Surgeon at Arms
was exposed by the promised radical surgery of the tribunal, he fancied even the memory of the present feast would induce in his hosts an attack of acute dyspepsia.
Graham found himself sitting next to a young Member of Parliament with junior rank in the Government, though he was vague what, and felt it would be discourteous to reveal such ignorance. Graham was far too self-centred to have much interest in politics, a quality which, combined with his exhibitionism, might have made him a successful politician. He had troubled neither to vote in the recent election, nor even to hear Churchill’s broadcast speeches during the war. Like most medical people, he saw mankind less as noble sufferers in adversity than as sadly muddle-headed ignoramuses, to be saved from themselves by well-educated ladies and gentlemen as kindly as possible. With a lazy if reasonable over-simplification, Graham wrote off the Tories as appealing to the populace’s natural greed, and the Socialists to its natural envy. If the Government were now trying to organize everyone’s life from the cradle to the grave he felt it probably a sound idea, most inhabitants of a growingly complicated world being incapable of even crossing the road with impunity. Long ago in the days of the first Lord Cazalay, he had grasped that politicians ran to their own rules, as detached from those of everyday life as the rules of some game of cards. You had to let them get up to whatever they wished, running your life as best you could and allowing for their existence like the bacteria contaminating every article you touched.
The young M.P. revealed himself over the soup as a strong enthusiast for the coming National Health Service.
‘My father,’ he explained forcefully to Graham, ‘suffered from bad eyes. He couldn’t afford to attend a doctor, or an optician, or anyone qualified for the job. Do you know what he was obliged to do? Go to one of the cheap sixpenny stores, where they had a card affair, with those different-sized letters on it. Right on the counter, among all the tubes of toothpaste. He’d pick up lenses and try them till he found the right ones. Thousands of sufferers from bad eyesight had to do exactly the same. Those cheap stores were providing a valuable social service on behalf of their shareholders, if they but knew it. But it’s disgraceful, isn’t it, Sir Graham. In future, every citizen will be entitled to a properly fitted pair of spectacles as a right. Just as he’s entitled to clean water or the protection of the law.’
‘It’ll probably be equally expensive,’ Graham demurred mildly.
The politician’s gesture brushed this aside impatiently. ‘Naturally, there’ll be a pent-up demand, but the whole point of a proper health service is that it gets progressively cheaper. When people are given the proper treatment they’ve been denied through poverty—not to mention given better working conditions, better houses, and a higher standard of living from decent wages—the need for medicines and doctors will simply diminish. We’ll all live healthier and longer. Eh, Sir Graham?’ He grinned. ‘As a medical man, mustn’t you agree?’

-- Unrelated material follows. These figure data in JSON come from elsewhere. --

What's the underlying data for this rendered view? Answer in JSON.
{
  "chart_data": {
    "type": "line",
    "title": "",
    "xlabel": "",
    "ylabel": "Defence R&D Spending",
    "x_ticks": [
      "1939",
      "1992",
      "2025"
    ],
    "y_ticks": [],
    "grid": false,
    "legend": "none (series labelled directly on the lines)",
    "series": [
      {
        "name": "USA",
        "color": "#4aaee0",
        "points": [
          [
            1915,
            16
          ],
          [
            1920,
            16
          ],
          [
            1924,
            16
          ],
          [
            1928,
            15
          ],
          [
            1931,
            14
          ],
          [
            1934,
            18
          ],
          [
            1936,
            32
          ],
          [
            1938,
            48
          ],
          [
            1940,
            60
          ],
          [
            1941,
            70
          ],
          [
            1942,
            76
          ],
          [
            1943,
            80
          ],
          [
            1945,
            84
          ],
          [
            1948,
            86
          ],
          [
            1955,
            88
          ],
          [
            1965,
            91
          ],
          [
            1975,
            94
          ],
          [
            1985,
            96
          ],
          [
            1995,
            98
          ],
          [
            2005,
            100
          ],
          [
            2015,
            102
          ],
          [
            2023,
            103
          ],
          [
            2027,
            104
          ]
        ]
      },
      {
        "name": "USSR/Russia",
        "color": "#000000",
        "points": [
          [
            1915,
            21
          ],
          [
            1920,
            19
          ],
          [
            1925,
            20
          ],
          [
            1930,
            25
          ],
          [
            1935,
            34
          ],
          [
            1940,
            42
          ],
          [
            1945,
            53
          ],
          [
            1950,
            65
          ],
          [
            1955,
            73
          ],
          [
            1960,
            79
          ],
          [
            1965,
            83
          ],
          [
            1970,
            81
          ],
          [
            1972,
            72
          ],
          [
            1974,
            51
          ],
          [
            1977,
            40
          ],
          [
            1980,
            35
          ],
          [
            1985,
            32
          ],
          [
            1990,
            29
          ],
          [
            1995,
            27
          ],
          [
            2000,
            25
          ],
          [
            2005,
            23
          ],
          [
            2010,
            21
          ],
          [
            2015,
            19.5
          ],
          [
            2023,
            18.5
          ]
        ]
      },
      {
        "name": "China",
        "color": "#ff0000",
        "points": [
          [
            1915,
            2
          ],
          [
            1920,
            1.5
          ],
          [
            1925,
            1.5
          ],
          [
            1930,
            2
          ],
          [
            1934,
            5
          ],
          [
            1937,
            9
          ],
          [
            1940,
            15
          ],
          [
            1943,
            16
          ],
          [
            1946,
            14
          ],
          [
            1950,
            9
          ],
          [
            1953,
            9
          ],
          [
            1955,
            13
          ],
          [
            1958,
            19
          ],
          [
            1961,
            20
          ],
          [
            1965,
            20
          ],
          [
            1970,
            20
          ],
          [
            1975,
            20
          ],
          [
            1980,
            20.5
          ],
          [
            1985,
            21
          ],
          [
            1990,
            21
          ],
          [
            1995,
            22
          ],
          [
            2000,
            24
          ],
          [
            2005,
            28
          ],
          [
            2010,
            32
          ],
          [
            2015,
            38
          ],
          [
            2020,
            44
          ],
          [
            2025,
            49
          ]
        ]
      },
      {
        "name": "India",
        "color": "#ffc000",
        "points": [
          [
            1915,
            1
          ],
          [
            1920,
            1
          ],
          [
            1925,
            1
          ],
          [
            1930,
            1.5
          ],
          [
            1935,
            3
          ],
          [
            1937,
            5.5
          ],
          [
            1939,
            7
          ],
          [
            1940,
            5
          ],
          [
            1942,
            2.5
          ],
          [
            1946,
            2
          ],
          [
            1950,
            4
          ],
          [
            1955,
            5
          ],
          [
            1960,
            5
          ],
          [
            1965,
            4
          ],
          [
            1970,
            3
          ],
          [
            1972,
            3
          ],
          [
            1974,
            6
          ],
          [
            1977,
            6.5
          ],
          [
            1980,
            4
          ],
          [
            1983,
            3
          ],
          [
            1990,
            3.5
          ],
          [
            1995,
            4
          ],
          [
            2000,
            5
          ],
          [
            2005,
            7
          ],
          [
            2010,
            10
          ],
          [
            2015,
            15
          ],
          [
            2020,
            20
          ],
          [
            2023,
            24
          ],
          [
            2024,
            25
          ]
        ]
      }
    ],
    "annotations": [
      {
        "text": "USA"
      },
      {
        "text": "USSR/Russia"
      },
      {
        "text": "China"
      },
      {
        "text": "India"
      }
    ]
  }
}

‘But if we all live longer we’ll simply suffer more intractable ailments and need even more doctors.’
‘Sir Graham! You’re belittling your profession. What about the inevitable great advances in curative medicine?’
‘And the inevitable increases in expensive drugs? Penicillin’s a dreadful price as it is.’ Graham felt uneasy entering in an argument with a professional debater, but to his relief the waiter interrupted by serving the main course. ‘What on earth’s this?’ he exclaimed in surprise.
‘Whale steak,’ the M.P. told him proudly. ‘We’re importing tons of it to eke out the meat ration. I assure you it’s absolutely delicious.’
Then the young man began talking equally energetically about India, a subject which bored Graham even more than cricket.
It was clear that Haileybury was enjoying the occasion immensely. He rose to make a short if wholly un-memorable speech, and as they prepared to break up Graham noticed with amusement he was noticeably flushed with official port.
‘Graham, old fellow, if you’re going my way perhaps we can stroll together?’ Haileybury suggested with an unknown heartiness.
‘I’m not going anywhere in particular. Shall we take a turn round St. James’s Park? We’ve plenty to talk about.’